Wednesday, August 4, 2010


This odd looking creature is called the Hippocamp. It's the "Horse of the Sea" Nereid nymphs and sea gods rode in the mythology of ancient Greece. Poseidon's chariot was sensibly driven by two to four of these fishy tailed equines. As Poseidon was god of both horses and sea, it's fitting such aquatic horses should draw his chariot. He was also, scarily enough, the god of earthquakes. Homer called him the Earthshaker.

Chariot of Poseidon - Floor Mosaic 

In this picture, Poseidon is pulled by four of the composite creatures. I can't see any chariot in this mosaic, but perhaps it's hidden under the sea foam churned by the Hippocamps' racing hooves. This is a busy little mosaic. We can only hope Poseidon avoided the fish, swimmers, people riding dolphins and the very large shrimp found at the top of the mosaic. I think that's a shrimp anyway.


The ancients believed Hippocamps were the adult version of sea horses. Sea horses belong to the genus Hippocampus. The name Hippocampus comes from the ancient Greek and means horse (hippos) and sea monster (kampos).

Chariot of Poseidon Drawn by Hippocamps - Roman Mosaic 3rd A.D.
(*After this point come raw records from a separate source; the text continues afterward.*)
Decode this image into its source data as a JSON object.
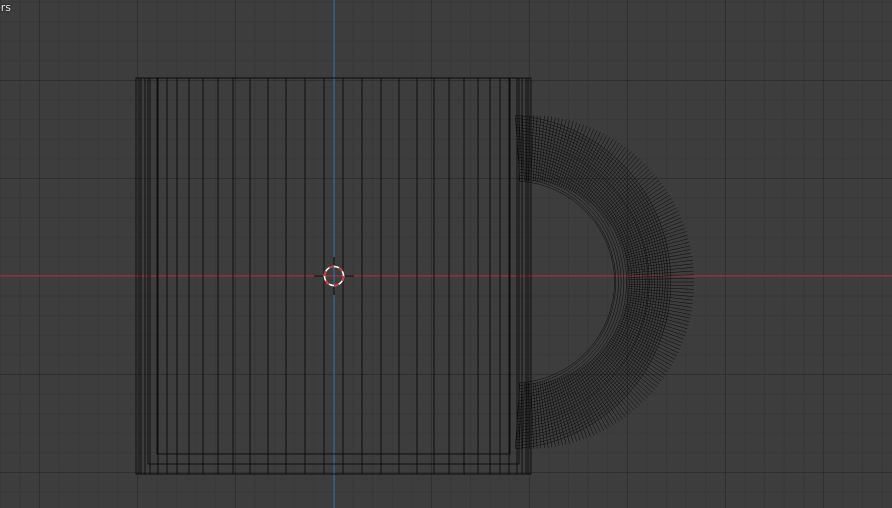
{
  "viewport": {
    "overlay_label": "ers"
  },
  "colors": {
    "background": "#3d3d3d",
    "x_axis": "#a6343f",
    "z_axis": "#3b6ea0",
    "wire": "#0a0a0a",
    "cursor_red": "#e03030",
    "cursor_white": "#ffffff"
  },
  "icons": {
    "cursor": "3d-cursor-icon"
  }
}
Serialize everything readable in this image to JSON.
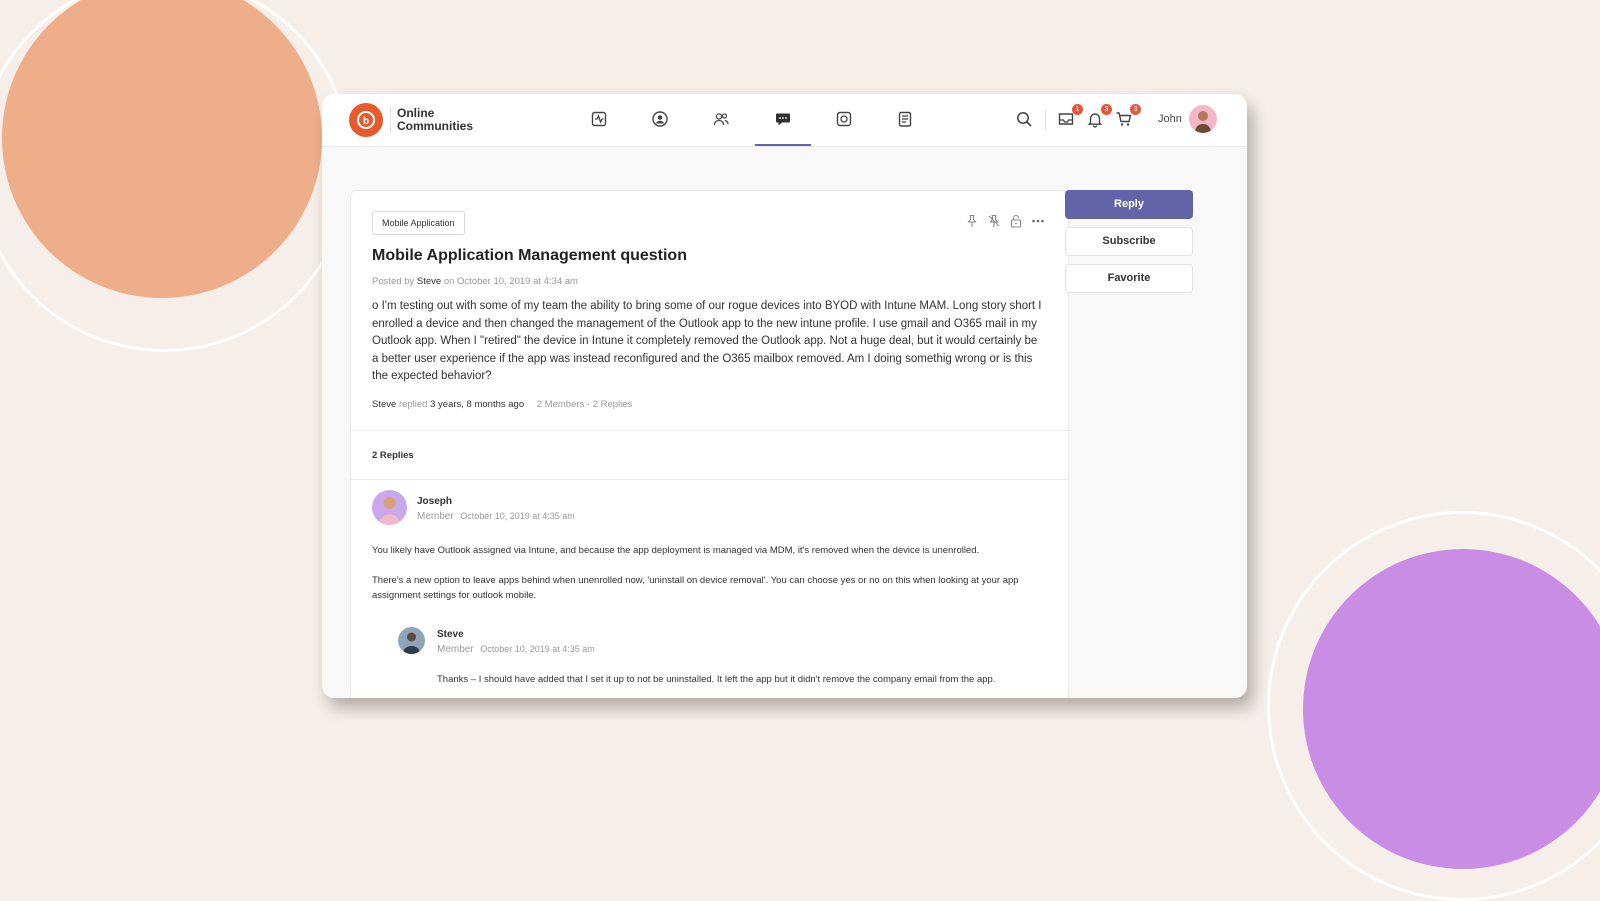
{
  "brand": {
    "line1": "Online",
    "line2": "Communities"
  },
  "nav": [
    {
      "icon": "activity-icon"
    },
    {
      "icon": "profile-icon"
    },
    {
      "icon": "members-icon"
    },
    {
      "icon": "discussions-icon",
      "active": true
    },
    {
      "icon": "photos-icon"
    },
    {
      "icon": "documents-icon"
    }
  ],
  "header": {
    "user_name": "John",
    "badges": {
      "messages": "1",
      "notifications": "3",
      "cart": "3"
    }
  },
  "post": {
    "tag": "Mobile Application",
    "title": "Mobile Application Management question",
    "posted_by_prefix": "Posted by",
    "author": "Steve",
    "date": "on October 10, 2019 at 4:34 am",
    "body": "o I'm testing out with some of my team the ability to bring some of our rogue devices into BYOD with Intune MAM. Long story short I enrolled a device and then changed the management of the Outlook app to the new intune profile. I use gmail and O365 mail in my Outlook app. When I \"retired\" the device in Intune it completely removed the Outlook app. Not a huge deal, but it would certainly be a better user experience if the app was instead reconfigured and the O365 mailbox removed. Am I doing somethig wrong or is this the expected behavior?",
    "activity": {
      "user": "Steve",
      "verb": "replied",
      "time": "3 years, 8 months ago",
      "stats": "2 Members · 2 Replies"
    }
  },
  "replies": {
    "count_label": "2 Replies",
    "items": [
      {
        "name": "Joseph",
        "role": "Member",
        "date": "October 10, 2019 at 4:35 am",
        "paragraph1": "You likely have Outlook assigned via Intune, and because the app deployment is managed via MDM, it's removed when the device is unenrolled.",
        "paragraph2": "There's a new option to leave apps behind when unenrolled now, 'uninstall on device removal'. You can choose yes or no on this when looking at your app assignment settings for outlook mobile."
      },
      {
        "name": "Steve",
        "role": "Member",
        "date": "October 10, 2019 at 4:35 am",
        "paragraph1": "Thanks – I should have added that I set it up to not be uninstalled. It left the app but it didn't remove the company email from the app."
      }
    ]
  },
  "sidebar_actions": {
    "reply": "Reply",
    "subscribe": "Subscribe",
    "favorite": "Favorite"
  },
  "colors": {
    "accent": "#6264a7",
    "logo": "#e65a2e",
    "badge": "#e8563a",
    "background": "#f6eee8",
    "circle_orange": "#efae8a",
    "circle_purple": "#c98de5"
  }
}
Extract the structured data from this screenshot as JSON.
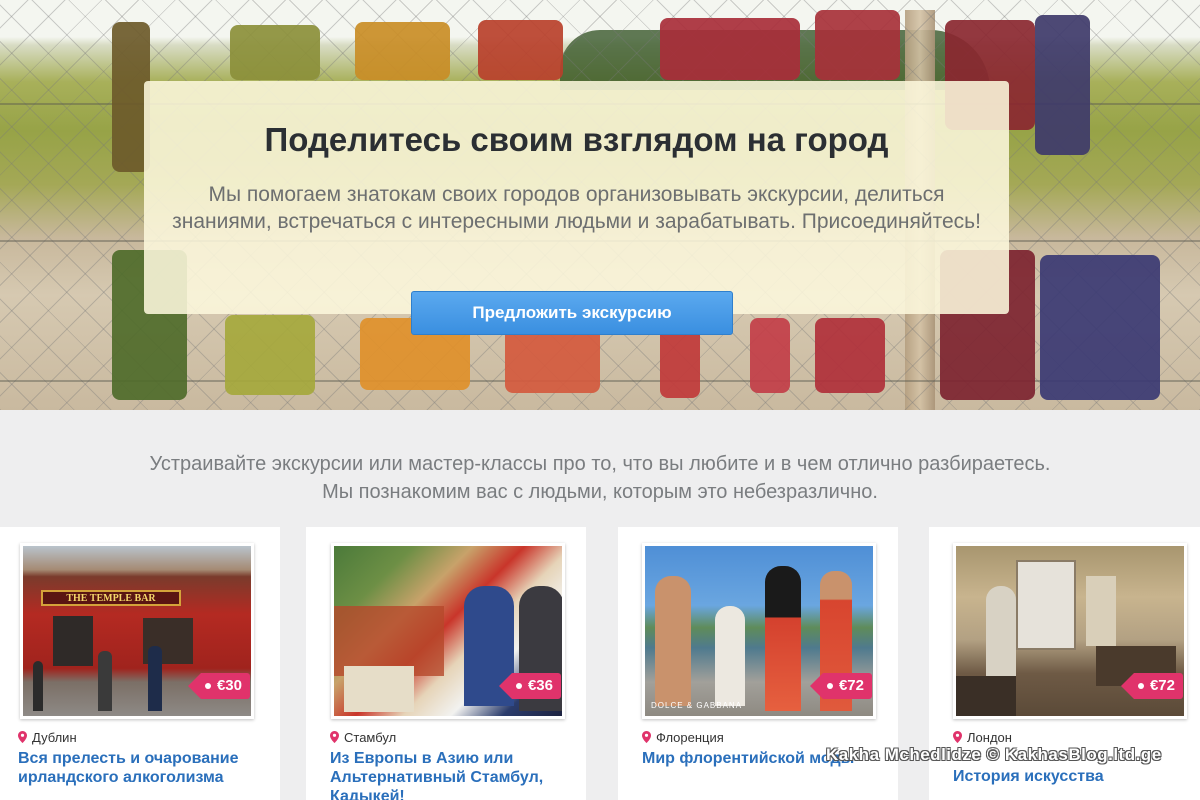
{
  "hero": {
    "title": "Поделитесь своим взглядом на город",
    "text": "Мы помогаем знатокам своих городов организовывать экскурсии, делиться знаниями, встречаться с интересными людьми и зарабатывать. Присоединяйтесь!",
    "cta_label": "Предложить экскурсию"
  },
  "intro": {
    "line1": "Устраивайте экскурсии или мастер-классы про то, что вы любите и в чем отлично разбираетесь.",
    "line2": "Мы познакомим вас с людьми, которым это небезразлично."
  },
  "tours": [
    {
      "city": "Дублин",
      "title": "Вся прелесть и очарование ирландского алкоголизма",
      "price": "€30",
      "photo_sign": "THE TEMPLE BAR"
    },
    {
      "city": "Стамбул",
      "title": "Из Европы в Азию или Альтернативный Стамбул, Кадыкей!",
      "price": "€36"
    },
    {
      "city": "Флоренция",
      "title": "Мир флорентийской моды",
      "price": "€72",
      "photo_sign": "DOLCE & GABBANA"
    },
    {
      "city": "Лондон",
      "title": "История искусства",
      "price": "€72"
    }
  ],
  "watermark": "Kakha Mchedlidze © KakhasBlog.ltd.ge",
  "colors": {
    "accent": "#3a8fe0",
    "price_tag": "#e0336b",
    "link": "#2a6fbb"
  }
}
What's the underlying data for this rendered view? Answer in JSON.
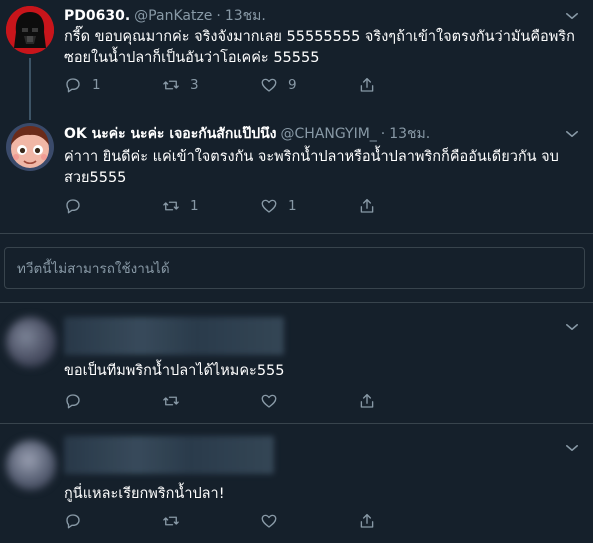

A color mosaic of Poseidon driven by two Hippocamps. Poseidon was a disagreeable god who fought with everyone. He especially fought with his brothers Zeus and Hades over the portioning of planet Earth. I wouldn't want to be the poor Hippocamps compelled to pull his chariot. This is a very fine mosaic though. Take a moment to consider the amount of work required in creating this artwork.  

Nereid Riding a Hippocampos - Mosaic - Imperial Roman

This Hippocamp has an especially long and convoluted tail. Nereids were the goddesses of the sea. They were the special patrons of sailors and fisherman, and came to their aid if hurt or in danger. 

A Hippocamp carved on the Trevi Fountain in Rome. I saw the Trevi Fountain many years ago. Though I threw a coin in the water, I have yet to return. 


A nice coin depicting Poseidon and two Hippocamps. It's a shame Hippocamps don't really exist. I would enjoy boarding a ship for a Hippocamp watch.